First attested in English in a translation of Laughter by French philosopher Henri Bergson (translation 1911 by Frederick Rothwell and Cloudesley Shovell Henry Brereton).[3][2] Term popularized in The Ivory Tower (1917) by Henry James,[2] though used in different sense (millionaires, not professors).

Noun

ivory tower (plural ivory towers)

  1. (idiomatic) A sheltered, overly-academic existence or perspective, implying a disconnection or lack of awareness of reality or practical considerations.
    • 2005 — Daniel Walker, Valedictory speech for Hamilton College
      Hamilton College is an ivory tower with an open bar, and so I - who work and play equally hard - have come to love this place, and have been dead-set against leaving it.
    • 2013 July 20, The attack of the MOOCs”, in The Economist, volume 408, number 8845:
      Since the launch early last year of [] two Silicon Valley start-ups offering free education through MOOCs, massive open online courses, the ivory towers of academia have been shaken to their foundations. University brands built in some cases over centuries have been forced to contemplate the possibility that information technology will rapidly make their existing business model obsolete.
    Such a proposal looks fine from an ivory tower, but it could never work in real life.

Translations

Adjective

ivory tower (comparative more ivory tower, superlative most ivory tower)
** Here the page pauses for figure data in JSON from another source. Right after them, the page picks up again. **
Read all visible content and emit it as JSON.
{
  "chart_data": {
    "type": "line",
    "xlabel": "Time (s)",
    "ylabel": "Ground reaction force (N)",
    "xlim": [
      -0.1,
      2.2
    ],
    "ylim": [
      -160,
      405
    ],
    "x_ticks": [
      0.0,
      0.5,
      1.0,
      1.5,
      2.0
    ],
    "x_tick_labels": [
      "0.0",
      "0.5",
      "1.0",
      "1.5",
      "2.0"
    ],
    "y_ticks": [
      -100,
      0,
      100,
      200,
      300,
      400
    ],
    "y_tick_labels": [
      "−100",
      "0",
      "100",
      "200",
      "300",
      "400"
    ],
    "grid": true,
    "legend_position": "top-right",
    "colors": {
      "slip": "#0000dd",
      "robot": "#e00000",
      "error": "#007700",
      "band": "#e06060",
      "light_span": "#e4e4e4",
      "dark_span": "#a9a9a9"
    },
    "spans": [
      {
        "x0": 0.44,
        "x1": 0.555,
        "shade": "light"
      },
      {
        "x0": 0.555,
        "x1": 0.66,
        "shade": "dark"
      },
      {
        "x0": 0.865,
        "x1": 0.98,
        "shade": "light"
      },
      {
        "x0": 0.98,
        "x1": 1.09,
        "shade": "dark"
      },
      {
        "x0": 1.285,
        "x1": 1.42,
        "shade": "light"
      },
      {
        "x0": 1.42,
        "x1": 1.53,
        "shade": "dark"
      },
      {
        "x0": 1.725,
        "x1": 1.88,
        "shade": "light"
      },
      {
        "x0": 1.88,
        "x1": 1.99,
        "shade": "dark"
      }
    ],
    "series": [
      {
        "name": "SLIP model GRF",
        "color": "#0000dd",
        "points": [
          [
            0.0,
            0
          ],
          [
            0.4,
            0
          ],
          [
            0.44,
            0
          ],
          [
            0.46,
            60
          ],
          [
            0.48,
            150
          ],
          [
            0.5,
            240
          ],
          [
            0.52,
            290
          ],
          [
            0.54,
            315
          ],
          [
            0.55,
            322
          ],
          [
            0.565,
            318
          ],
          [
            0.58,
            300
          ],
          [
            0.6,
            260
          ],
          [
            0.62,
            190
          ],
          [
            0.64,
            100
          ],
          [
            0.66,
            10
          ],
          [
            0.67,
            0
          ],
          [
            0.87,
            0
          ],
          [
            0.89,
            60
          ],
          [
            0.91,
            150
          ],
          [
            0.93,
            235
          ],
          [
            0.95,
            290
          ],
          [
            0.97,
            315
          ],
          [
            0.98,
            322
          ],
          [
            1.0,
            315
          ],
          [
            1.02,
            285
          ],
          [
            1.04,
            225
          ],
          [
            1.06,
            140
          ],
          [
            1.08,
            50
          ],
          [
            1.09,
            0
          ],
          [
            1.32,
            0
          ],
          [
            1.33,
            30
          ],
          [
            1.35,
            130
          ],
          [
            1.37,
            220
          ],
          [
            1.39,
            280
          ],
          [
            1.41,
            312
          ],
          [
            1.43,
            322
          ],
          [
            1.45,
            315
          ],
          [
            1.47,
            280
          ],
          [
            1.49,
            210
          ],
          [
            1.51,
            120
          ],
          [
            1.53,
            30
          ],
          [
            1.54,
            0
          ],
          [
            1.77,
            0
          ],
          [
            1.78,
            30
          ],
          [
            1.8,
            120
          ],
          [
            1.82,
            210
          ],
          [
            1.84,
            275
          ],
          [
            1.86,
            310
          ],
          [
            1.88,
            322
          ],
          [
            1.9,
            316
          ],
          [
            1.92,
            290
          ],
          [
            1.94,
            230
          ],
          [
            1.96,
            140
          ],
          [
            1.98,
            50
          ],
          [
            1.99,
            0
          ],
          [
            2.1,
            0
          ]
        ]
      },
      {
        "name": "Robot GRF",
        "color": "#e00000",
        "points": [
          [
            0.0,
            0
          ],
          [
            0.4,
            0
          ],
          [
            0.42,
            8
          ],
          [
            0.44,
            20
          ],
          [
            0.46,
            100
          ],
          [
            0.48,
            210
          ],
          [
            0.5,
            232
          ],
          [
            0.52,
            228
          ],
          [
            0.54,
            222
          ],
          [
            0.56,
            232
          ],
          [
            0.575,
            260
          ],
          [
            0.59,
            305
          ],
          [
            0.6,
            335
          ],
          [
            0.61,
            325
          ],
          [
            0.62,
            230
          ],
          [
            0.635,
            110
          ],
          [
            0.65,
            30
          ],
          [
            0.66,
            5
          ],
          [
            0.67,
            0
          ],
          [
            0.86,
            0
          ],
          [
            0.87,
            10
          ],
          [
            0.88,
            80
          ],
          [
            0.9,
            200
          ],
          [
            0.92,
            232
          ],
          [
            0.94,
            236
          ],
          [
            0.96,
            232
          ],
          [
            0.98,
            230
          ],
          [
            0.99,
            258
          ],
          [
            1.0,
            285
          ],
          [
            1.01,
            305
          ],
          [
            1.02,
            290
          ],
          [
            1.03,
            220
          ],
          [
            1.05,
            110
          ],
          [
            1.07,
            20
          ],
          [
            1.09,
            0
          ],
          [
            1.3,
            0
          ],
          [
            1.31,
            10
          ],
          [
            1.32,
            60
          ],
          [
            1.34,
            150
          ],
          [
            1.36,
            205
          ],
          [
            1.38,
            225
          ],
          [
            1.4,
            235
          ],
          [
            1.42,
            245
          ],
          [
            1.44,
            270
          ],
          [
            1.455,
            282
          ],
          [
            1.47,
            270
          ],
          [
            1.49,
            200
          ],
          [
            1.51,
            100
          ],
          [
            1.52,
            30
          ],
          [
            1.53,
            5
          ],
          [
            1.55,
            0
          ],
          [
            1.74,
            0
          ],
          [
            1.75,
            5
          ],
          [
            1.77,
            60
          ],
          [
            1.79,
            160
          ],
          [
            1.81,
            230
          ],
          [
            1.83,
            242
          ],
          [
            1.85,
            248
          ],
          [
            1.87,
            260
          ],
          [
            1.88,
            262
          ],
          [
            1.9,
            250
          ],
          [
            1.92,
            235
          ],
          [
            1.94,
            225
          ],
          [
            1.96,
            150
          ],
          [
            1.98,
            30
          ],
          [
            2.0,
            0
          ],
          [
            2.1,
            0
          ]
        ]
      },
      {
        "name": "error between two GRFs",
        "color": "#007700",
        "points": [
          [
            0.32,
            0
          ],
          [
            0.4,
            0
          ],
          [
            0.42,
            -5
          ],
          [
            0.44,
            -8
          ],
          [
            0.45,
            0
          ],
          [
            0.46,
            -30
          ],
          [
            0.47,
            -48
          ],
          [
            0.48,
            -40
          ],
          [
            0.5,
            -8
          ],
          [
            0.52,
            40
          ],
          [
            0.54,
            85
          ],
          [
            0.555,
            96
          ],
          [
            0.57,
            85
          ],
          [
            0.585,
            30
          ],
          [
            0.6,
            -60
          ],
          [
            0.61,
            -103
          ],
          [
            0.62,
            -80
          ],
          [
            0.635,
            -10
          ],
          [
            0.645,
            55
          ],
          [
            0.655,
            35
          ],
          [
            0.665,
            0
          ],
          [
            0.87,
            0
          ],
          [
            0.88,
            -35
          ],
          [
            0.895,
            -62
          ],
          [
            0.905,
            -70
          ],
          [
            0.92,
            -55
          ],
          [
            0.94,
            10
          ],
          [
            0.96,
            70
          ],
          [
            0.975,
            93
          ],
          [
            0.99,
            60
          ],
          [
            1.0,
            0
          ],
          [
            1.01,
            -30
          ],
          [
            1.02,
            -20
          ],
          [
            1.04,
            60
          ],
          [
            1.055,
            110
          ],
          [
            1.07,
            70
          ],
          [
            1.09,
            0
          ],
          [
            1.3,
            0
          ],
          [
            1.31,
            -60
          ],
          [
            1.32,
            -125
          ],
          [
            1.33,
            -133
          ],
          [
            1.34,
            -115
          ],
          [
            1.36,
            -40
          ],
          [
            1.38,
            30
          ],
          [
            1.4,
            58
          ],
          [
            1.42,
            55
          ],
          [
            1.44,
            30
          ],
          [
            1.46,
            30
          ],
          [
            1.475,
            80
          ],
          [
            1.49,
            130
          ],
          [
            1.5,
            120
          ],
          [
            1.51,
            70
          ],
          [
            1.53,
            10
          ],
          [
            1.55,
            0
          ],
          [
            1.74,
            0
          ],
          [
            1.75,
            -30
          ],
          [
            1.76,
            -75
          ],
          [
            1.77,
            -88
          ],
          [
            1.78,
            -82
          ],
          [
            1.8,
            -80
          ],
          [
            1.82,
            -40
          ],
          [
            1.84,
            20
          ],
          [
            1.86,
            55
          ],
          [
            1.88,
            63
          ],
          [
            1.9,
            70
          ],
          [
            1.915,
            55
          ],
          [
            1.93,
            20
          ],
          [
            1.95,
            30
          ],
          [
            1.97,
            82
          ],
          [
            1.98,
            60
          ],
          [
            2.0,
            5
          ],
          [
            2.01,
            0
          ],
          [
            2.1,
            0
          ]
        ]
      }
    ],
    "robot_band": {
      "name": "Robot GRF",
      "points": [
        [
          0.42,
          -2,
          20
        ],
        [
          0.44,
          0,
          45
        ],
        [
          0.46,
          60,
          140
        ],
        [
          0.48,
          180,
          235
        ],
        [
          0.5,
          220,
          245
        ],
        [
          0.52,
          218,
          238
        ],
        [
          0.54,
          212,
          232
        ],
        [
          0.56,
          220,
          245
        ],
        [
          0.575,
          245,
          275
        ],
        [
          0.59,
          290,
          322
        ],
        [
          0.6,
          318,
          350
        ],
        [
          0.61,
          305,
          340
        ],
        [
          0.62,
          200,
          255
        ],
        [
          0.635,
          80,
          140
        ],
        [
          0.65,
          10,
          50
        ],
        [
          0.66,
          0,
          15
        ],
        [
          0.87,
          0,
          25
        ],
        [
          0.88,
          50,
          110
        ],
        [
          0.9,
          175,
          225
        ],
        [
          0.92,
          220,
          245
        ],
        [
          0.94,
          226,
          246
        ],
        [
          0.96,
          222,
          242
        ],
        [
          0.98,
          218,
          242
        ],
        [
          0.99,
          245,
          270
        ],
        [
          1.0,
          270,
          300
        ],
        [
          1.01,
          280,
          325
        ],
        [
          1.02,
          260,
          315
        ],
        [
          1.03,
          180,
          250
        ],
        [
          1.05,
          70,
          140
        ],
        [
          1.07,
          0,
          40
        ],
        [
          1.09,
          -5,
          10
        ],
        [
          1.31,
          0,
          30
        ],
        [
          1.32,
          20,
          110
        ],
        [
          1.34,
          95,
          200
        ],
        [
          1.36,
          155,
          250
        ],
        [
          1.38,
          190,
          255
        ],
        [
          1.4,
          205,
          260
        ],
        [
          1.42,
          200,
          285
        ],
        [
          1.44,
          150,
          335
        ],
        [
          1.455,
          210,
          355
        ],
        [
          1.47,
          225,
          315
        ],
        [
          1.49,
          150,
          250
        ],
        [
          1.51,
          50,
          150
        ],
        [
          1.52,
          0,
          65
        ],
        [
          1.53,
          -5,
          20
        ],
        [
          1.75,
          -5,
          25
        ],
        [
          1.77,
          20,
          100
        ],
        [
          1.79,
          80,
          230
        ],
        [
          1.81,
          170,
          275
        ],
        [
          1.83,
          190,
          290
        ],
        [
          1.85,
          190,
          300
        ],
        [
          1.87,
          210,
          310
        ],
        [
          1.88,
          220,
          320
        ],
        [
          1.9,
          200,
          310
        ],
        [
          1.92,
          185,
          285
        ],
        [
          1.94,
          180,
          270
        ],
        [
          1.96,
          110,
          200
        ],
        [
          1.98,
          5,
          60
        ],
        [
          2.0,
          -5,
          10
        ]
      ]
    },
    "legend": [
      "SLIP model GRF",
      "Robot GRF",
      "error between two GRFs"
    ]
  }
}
  1. Separated from reality and practical matters; overly academic.
    • 1968, New Library World, Volumes 69-70, page 8:
      The majority of librarians appear to have shown a very ivory tower approach to the application of all types of management technique to librarianship.
    • 1995, Hearings relating to Madison Guaranty S&L and the Whitewater Development Corporation, Washington, DC phase, page 504:
      I must say that, with all due respect, I think that's a very ivory tower approach.
    • 2007, Joan Gorham, Annual Editions: Mass Media 07/08, page 158:
      Bob Woodruff, an anchor and correspondent for ABC News who arrived in New Orleans the Wednesday after the storm hit, calls the detached-observer ideal "a very ivory tower notion that's not practiced in the field."
    • 2004, Geoffrey Kabaservice, The Guardians, page 154:
      Griswold was perhaps the most ivory tower president of Yale in the twentieth century, and in many ways the university turned toward conservatism in the decade after his inauguration, in 1950.

References

  1. (fr) Joseph Delorme, Poésies complètes de Sainte-Beuve, Charpentier et Cie, 1869, p. 374, « Les consolations »
  2. 1 2 3 ivory tower”, Wordorigins.org, Dave Wilton, Saturday, July 08, 2006.
    Cites James A. H. Murray [et al.], editor (1884–1928) A New English Dictionary on Historical Principles (Oxford English Dictionary), London: Clarendon Press, OCLC 15566697; and The Oxford English Dictionary; being a Corrected Re-issue with an Introduction, Supplement, and Bibliography of A New English Dictionary on Historical Principles (the First Supplement), Oxford: Clarendon Press, 1933, OCLC 2748467.
  3. ivory tower”, The Phrase Finder, Gary Martin.